Summary - It is not the law at fault, rather it's use. - it reveals our deserving of judgement and revels our need of Christ.
Now faith in Christ Jesus the Son of God by the Spirit, puts the same principles into effect by a new power and  excels in glory.
 Principles of holiness (the holiness of God implanted as an inward spring Hebrews 8.10)
 Principles of order ( relationships in creation Matthew 19.4)
 Principles of redemption ( foreshadows in the sacrifices etc 1 Corinthians 5.7 )
 Principles of purpose ( Reconciliation and glory Acts 15,17)

Moses law took the principles and applied them culturally to Israel.
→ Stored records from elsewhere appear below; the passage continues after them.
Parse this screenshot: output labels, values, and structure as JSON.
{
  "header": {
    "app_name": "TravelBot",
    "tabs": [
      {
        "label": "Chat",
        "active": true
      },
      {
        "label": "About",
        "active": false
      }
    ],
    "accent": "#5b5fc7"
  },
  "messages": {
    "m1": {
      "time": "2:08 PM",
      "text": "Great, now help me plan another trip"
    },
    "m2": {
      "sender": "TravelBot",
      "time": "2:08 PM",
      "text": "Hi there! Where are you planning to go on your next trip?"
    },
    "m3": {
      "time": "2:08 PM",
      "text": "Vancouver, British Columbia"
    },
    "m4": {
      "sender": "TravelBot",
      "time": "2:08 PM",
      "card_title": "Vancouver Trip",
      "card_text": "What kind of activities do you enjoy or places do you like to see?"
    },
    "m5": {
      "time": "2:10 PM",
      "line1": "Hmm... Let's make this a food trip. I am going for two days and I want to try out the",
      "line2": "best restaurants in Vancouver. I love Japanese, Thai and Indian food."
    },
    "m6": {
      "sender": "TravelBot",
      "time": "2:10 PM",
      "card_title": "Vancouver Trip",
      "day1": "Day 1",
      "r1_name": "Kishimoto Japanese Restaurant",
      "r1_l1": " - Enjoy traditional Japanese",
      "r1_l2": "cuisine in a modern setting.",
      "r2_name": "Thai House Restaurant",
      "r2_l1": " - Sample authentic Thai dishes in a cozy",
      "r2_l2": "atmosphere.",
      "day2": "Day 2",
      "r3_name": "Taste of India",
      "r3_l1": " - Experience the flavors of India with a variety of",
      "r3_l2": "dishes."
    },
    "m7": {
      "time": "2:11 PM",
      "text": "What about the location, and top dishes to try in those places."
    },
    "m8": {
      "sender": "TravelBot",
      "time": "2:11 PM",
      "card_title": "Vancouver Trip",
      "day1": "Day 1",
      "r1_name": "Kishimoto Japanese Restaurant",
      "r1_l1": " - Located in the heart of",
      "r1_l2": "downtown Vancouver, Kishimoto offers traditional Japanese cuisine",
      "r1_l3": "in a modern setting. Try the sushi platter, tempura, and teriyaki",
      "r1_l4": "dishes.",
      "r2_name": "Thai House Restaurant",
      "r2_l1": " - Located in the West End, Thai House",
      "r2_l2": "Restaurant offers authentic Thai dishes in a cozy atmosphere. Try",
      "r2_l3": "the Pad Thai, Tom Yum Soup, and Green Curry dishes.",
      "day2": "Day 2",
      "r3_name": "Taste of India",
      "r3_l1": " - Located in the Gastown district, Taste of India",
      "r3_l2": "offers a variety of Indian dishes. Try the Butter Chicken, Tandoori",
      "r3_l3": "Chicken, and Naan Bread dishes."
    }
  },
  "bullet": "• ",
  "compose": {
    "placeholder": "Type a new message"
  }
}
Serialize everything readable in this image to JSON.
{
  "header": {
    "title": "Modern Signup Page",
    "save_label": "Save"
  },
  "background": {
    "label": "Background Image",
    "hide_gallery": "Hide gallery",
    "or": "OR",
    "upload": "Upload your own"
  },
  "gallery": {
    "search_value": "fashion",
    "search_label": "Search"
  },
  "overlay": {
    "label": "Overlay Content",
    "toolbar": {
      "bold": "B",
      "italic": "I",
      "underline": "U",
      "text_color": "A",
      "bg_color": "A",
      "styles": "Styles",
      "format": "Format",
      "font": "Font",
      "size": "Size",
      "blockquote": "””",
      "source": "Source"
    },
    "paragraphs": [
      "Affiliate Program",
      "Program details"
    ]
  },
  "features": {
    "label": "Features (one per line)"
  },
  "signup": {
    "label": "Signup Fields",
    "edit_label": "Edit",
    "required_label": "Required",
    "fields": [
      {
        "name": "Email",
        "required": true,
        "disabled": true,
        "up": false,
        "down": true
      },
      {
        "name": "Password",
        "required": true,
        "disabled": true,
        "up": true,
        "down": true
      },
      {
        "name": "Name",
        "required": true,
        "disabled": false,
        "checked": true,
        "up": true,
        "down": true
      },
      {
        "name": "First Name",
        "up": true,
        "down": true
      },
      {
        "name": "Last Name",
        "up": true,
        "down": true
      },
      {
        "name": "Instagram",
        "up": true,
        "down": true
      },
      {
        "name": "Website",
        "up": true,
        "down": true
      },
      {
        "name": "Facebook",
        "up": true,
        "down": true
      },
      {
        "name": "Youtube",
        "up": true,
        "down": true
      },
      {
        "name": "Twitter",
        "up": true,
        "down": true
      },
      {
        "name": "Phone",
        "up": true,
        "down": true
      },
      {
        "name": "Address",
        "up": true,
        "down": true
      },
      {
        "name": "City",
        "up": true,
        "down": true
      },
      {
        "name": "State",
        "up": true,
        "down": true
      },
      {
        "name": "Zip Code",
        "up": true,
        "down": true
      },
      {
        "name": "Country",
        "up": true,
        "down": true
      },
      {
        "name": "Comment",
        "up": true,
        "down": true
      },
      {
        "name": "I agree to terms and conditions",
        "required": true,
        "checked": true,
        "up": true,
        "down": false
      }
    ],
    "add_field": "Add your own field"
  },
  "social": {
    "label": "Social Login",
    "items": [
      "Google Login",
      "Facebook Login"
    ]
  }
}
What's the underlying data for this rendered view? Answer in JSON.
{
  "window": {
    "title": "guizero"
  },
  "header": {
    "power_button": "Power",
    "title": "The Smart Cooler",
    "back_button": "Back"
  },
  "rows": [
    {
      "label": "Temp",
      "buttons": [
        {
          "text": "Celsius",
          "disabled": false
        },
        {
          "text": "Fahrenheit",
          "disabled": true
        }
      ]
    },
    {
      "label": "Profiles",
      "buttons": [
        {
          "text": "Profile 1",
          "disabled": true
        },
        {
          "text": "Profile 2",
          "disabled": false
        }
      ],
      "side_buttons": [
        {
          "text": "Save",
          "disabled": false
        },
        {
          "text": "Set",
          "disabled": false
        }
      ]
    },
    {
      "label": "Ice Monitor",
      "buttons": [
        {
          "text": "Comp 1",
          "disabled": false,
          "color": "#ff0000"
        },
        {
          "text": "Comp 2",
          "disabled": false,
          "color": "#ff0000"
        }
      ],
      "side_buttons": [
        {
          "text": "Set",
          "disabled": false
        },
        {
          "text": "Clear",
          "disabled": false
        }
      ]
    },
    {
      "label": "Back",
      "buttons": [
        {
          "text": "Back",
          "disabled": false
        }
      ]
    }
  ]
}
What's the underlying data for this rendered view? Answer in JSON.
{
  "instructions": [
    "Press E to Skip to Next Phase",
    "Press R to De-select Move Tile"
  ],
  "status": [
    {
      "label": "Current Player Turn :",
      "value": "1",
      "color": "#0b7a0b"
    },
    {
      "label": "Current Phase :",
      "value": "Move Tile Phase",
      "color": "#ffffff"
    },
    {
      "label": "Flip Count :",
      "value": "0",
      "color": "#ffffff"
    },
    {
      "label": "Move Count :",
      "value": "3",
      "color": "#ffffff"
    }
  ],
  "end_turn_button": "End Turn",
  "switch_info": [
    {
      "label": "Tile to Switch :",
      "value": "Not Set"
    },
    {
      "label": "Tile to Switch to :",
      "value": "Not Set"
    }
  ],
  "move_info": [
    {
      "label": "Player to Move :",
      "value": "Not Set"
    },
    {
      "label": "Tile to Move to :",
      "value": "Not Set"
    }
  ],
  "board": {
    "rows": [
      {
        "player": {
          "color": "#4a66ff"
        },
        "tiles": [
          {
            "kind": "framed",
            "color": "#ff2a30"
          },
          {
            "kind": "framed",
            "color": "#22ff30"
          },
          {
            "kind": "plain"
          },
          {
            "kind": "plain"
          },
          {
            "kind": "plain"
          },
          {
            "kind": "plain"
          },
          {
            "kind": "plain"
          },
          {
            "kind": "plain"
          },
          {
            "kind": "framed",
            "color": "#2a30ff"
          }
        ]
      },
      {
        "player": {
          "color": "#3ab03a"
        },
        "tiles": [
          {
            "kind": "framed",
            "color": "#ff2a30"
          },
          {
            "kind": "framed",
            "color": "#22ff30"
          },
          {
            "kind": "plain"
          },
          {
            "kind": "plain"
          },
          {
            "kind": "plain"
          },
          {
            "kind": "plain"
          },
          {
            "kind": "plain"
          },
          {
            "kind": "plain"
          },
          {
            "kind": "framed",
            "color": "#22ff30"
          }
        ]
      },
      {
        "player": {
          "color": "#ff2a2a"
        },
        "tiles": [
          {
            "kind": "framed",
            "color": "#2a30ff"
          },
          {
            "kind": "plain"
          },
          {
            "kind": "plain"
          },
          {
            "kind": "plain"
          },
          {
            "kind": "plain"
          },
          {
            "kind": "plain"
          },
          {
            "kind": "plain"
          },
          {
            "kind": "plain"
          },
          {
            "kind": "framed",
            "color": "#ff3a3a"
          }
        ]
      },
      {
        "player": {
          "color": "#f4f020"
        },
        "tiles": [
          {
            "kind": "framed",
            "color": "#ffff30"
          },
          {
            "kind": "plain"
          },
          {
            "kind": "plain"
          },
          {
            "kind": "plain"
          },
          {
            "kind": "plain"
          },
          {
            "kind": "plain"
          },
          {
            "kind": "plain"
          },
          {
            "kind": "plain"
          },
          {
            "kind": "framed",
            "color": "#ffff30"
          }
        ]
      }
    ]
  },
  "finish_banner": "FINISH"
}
The Gospel of Christ takes the principles and applies them to believers all the world. This is indeed 'new wine'
     The objective of the Gospel teaching, is to produce 'love' as God loves, a ' conscience' in accord with the character of God, and 'faith' that is focused, full and functional.  1 Timothy 1.5

May God in His grace lead you to search His word and be satisfied.